Elimin tekini yanağına götürüp usulca okşarken diğer kolum da  hâlâ boynuna dolanıktı. Bora beni hala öperken kucağında içeri çekmiş ardından kapıyı kapatmıştı. Sırtım kapalı kapıya yaslandığında derin bir nefes çekti ciğerlerine ve dudaklarını benimkilerden ayırdı. Alnını alnıma yaslandığında gözlerimiz kapalıydı.
"Durmamız gerek." İkimizde nefes nefeseyken fısıltısı kulaklarıma ulaştığında büyük ihtimalle kızarmış ve sızlayan dudaklarım araladım.
"Ya durmak istemiyorsam?"
Bu sözüm ikimiz arasındaki çekimi daha da arttırırken Bora derin bir nefes almış ardından daha fazla dayanamıyormuşçasına hızla dudaklarını dudaklarıma bastırmıştı.

Adımlarımız geri geri giderken oturma odasına girdiğimizi Bora'nın koltuğa takılıp koltuğun üstüne düştüğünde ve bende onun üstüne düşerek kucağına oturduğumda anlamıştım. Ufak bir kıkırtı dudaklarımdan dökülürken gözlerimi araladım. O da gözlerini açmış bana bakıyordu. Dudaklarımız birbirine değmiyor ancak her an değebilecek bir konumda duruyordu. Gülüşüme bakan gözlerinde bir ışıltı parladı, ardından başını hafifçe iki yana sallayarak kafasını koltuğun arka kısmına yaslayıp gözlerini kapattı.

"Sarhoş oldum sanırım. Bir şeyde içmedim ki... Uyuya mı kaldım acaba...rüya olabilir. Hayır önceki rüyalarım gibi de değil ki anasını satayım gerçek gibi bu."
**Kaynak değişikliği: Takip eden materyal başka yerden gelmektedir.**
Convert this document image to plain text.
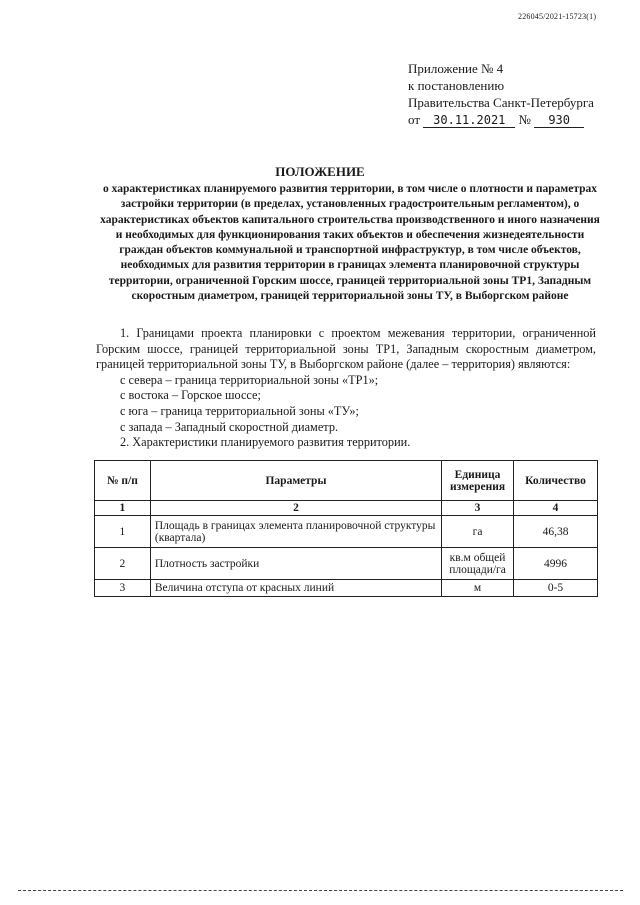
226045/2021-15723(1)
Приложение № 4
к постановлению
Правительства Санкт-Петербурга
от 30.11.2021 № 930
ПОЛОЖЕНИЕ
о характеристиках планируемого развития территории, в том числе о плотности и параметрах застройки территории (в пределах, установленных градостроительным регламентом), о характеристиках объектов капитального строительства производственного и иного назначения и необходимых для функционирования таких объектов и обеспечения жизнедеятельности граждан объектов коммунальной и транспортной инфраструктур, в том числе объектов, необходимых для развития территории в границах элемента планировочной структуры территории, ограниченной Горским шоссе, границей территориальной зоны ТР1, Западным скоростным диаметром, границей территориальной зоны ТУ, в Выборгском районе

1. Границами проекта планировки с проектом межевания территории, ограниченной Горским шоссе, границей территориальной зоны ТР1, Западным скоростным диаметром, границей территориальной зоны ТУ, в Выборгском районе (далее – территория) являются:

с севера – граница территориальной зоны «ТР1»;

с востока – Горское шоссе;

с юга – граница территориальной зоны «ТУ»;

с запада – Западный скоростной диаметр.

2. Характеристики планируемого развития территории.

№ п/п	Параметры	Единица измерения	Количество
1	2	3	4
1	Площадь в границах элемента планировочной структуры (квартала)	га	46,38
2	Плотность застройки	кв.м общей площади/га	4996
3	Величина отступа от красных линий	м	0-5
Gülüşüm genişlerken hafifçe öne uzanıp dudaklarımı bana sunduğu boynuna bastırdım. Evet o huzurun kokusu buradaydı. Hafif bir meltem, deniz kenarında esen o rüzgarın kokusu. Dudaklarımı boynuna bastırdığım an yutkunuşundan dolayı hareketlenen Adem elması gözlerimin önünde duruken gözlerimi kapattım ve başımı boynuna sakladım. Kolları beni sımsıkı sardı ardından başımın üstüne bir öpücük bırakarak burnunu saçlarımın arasına gömdü.

"İyi misin? Neden geldin bu saatte? Yani iyi ki geldin ama....bir sorun mu var?"

Küçük bir çocuk gibi omuz silktikten sonra "Kötü bir rüya gördüm." diye mırıldandım. Eli saçlarımdan dolaşıyor onları okşuyordu ve bu uyku tutmayan bedenimin gevşemesine uykumun gelmesine yol açmıştı.

"Ne gördün?"
"Anlatmak istemiyorum."
"Peki güzelim, uykun var mı?"
"Hı Hı."
"Uyu biraz, yarın.....çok yorulacaksın."
Kollarımı beline daha sıkı sararak ona verdiğim acıyı azaltmayı denedim. Keşke, keşke tanışmasaydıkta o mutlu olsaydı diye düşünüyorum bazen. Ama sonra o bencil tarafımı susturamıyorum, o olmasaydı ben ne halde olurdum kim bilir. İyi ki onunla o otel odasında karşılaşmışım diyorum sonra her şeye rağmen.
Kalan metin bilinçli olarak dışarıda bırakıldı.